DTCC tells us that as of year-end 2011 it had 3.69 million certificates total, with a value of $39.5 trillion; if about a third of the certificates were in lower Manhattan then at a guess $10 – $15 trillion worth of securities have vanished.2
Does that matter? I mean, one, obviously, no, though, two, it sort of puts in perspective Germany’s fretting about whether its gold at the Fed is actually at the Fed. You, right now, are walking around as the proud owner of 100 shares of Microsoft or whatever, but actually you are only the proud owner of an electronic chit in your broker’s books, and your broker only owns an electronic chit in DTCC’s books, and it really owns the hell out of that chit, but DTCC meanwhile is the owner of a basement filled with a solution of water, sewage, and dissolved molecules of Microsoft share certificates. DTCC owns, to a first approximation, everything, and it just misplaced all of it.
Still, it’s okay. DTCC assures its participants that “all of DTCC’s computer records are fully intact, including detailed inventory files of all certificates held in the vault,” which is an amazing statement: imagine if the Fed lost Germany’s gold but assured Germany “don’t worry, our computer records of your gold are fine.” Imagine if banks lost their mortgage documents but assured homeowners “don’t worry, our computer records of your mortgage are fine, we’re pretty sure we can foreclose.” Actually that part totally happened and people got really angry about it for quite understandable reasons.
But DTCC is right: their records should suffice. In the securities business, trust plus electronic records have grown to wholly replace the actual things – which, to be fair, were never all that actual or thing-like. Whole bodies of law and custom have grown up around making sure that having chits on the books at DTCC is just as good as having a piece of paper saying “100 shares”; no one is ever actually going to look. Plus, shares are mostly book-entry these days so DTCC can always get a replacement copy of most of their papers from the issuers. Plus, DTCC has for ages been trying to move to the next stage of abstraction and get rid of the paper; this should be a nudge in that direction.
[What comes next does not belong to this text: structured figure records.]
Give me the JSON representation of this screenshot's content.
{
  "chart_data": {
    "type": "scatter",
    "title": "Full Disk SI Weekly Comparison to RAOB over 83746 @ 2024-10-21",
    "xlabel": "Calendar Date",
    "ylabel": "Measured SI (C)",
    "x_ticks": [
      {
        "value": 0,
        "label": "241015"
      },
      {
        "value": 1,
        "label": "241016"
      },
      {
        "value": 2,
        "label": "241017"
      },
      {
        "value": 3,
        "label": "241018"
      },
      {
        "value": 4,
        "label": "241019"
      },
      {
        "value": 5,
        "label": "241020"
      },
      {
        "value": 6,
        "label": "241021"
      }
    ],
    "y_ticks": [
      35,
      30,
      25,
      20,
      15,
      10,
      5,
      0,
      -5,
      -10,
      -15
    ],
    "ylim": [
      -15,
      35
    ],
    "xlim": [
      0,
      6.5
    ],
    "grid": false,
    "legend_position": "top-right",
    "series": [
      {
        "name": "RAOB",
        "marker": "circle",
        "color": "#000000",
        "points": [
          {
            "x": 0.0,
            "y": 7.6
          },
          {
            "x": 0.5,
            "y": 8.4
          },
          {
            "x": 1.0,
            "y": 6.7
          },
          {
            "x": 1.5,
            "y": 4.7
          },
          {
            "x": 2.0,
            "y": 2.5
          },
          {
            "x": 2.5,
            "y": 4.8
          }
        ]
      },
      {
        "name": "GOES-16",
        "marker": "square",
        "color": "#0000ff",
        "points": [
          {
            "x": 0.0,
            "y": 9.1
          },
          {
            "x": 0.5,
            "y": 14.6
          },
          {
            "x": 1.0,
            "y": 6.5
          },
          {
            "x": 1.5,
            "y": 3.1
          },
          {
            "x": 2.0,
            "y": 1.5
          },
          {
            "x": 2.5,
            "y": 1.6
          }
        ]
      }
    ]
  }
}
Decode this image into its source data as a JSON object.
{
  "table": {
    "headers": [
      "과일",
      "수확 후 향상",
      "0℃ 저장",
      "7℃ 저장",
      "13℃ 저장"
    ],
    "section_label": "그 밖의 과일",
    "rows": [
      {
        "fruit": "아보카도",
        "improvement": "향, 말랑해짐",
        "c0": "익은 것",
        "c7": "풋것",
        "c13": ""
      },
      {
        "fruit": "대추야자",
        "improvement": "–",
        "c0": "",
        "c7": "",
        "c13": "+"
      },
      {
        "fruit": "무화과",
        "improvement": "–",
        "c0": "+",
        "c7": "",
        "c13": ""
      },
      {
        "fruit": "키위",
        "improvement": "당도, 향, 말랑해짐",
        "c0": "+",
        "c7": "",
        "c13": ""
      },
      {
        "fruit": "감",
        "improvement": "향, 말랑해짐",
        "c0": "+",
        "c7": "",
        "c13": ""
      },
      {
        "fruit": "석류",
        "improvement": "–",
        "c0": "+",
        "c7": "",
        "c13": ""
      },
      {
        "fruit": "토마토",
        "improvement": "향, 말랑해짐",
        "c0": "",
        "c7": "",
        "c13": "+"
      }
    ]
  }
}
Mostly I just mention this because it is neat; one area of human activity has been rendered relatively safe from weather and accident and put on stable footing through computers and the internet and a really large dose of trust and cooperation.3 Like most things that decrease variance, though, this perhaps fattens the tails: you’re all backed up in the cloud, but if the cloud fails, you’re really quite screwed. In the olden tymes your clerk could lose your stock certificate and you’d be out of luck, but the damage would be limited to you; in the new times that’s impossible but if something did take down DTCC’s computer records that would be absolutely amazingly terrible. So let’s hope that doesn’t happen.
1. Paul Wilmott has complained about quantitative finance that it is not much of a science because it lacks conservation laws; one might spin from DTCC a law of conservation of abstraction, though I wouldn’t want to build math around it. Exercise for somebody.
2. Incidentally some dividing will tell you that each “certificate” owned by DTCC is worth about $10mm; these are not, like, single shares of stock but rather things like global notes where a $500mm bond issue is written on one piece of paper handed to DTCC.
3. I also point it out because one notable chunk of the financial industry has not gone this way. Opposition to MERS, which you can think of as sort of the DTCC for mortgages, continues unabated, and continues to puzzle me. If a town-hall basement floods, without MERS it will be much harder to figure out who owns what mortgages in that town. Though of course if MERS replaces town halls then you risk losing all the mortgages.